Patti: Fiber is a well-known dietary additive and while this is an important and growing use, some fibers can be effective functional ingredients and wholesome alternatives to a variety of chemical, synthetic or more expensive ingredients currently used in dairy products. The value of fiber in food greatly exceeds its use as a supplement or filler/bulking agent.
Peterson: Fiber will continue to be a topic of focus for health experts and consumers in the foreseeable future. We will see more diverse product introductions with fiber and the development of new fibers from novel sources to further expand the options available to formulators. With a trend towards increased adoption of ethnic and global foods, beverages with more texture or mouthfeel and better nutrient profiles will be in demand.
O’Neill: There is tremendous future potential for next-generation fiber ingredients in numerous product segments, especially in dairy products. In fact, the true possibilities have only begun to be explored. Consumers want smarter, healthier alternatives that taste as good as the originals.

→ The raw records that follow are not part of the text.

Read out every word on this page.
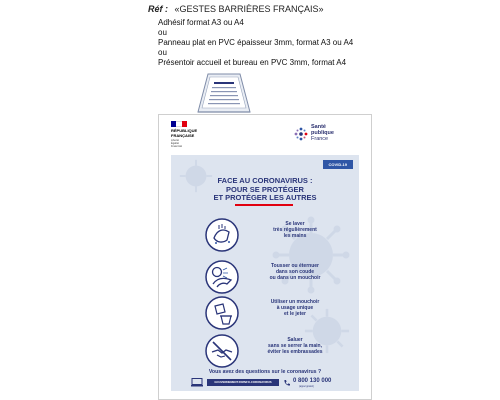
Réf : «GESTES BARRIÈRES FRANÇAIS»
Adhésif format A3 ou A4
ou
Panneau plat en PVC épaisseur 3mm, format A3 ou A4
ou
Présentoir accueil et bureau en PVC 3mm, format A4
RÉPUBLIQUE
FRANÇAISE
Liberté
Égalité
Fraternité
Santé
publique
France
COVID-19
FACE AU CORONAVIRUS :
POUR SE PROTÉGER
ET PROTÉGER LES AUTRES
Se laver
très régulièrement
les mains
Tousser ou éternuer
dans son coude
ou dans un mouchoir
Utiliser un mouchoir
à usage unique
et le jeter
Saluer
sans se serrer la main,
éviter les embrassades
Vous avez des questions sur le coronavirus ?
GOUVERNEMENT.FR/INFO-CORONAVIRUS	0 800 130 000
(appel gratuit)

Turowski: Consumers have become more concerned with issues such as obesity and diabetes, leading to an increased awareness of the role dietary fiber plays in a healthy diet. This is a trend that is expected to continue in the coming years. It seems possible that fiber addition may be headed in a similar direction as vitamin and mineral fortification. That is, consumers will no longer see added fiber as a point of differentiation in the market, but will come to expect it in the products they purchase, a trend that has begun in the cereal segment. Yogurt is probably the best fit within the dairy category when it comes to highlighting the nutritional aspects of fiber, particularly as it relates to digestive health.
Chaudhari: As more consumers understand and embrace the concept of the role that digestive health plays in overall health and wellness, the market for fiber-enhanced dairy products will continue to grow.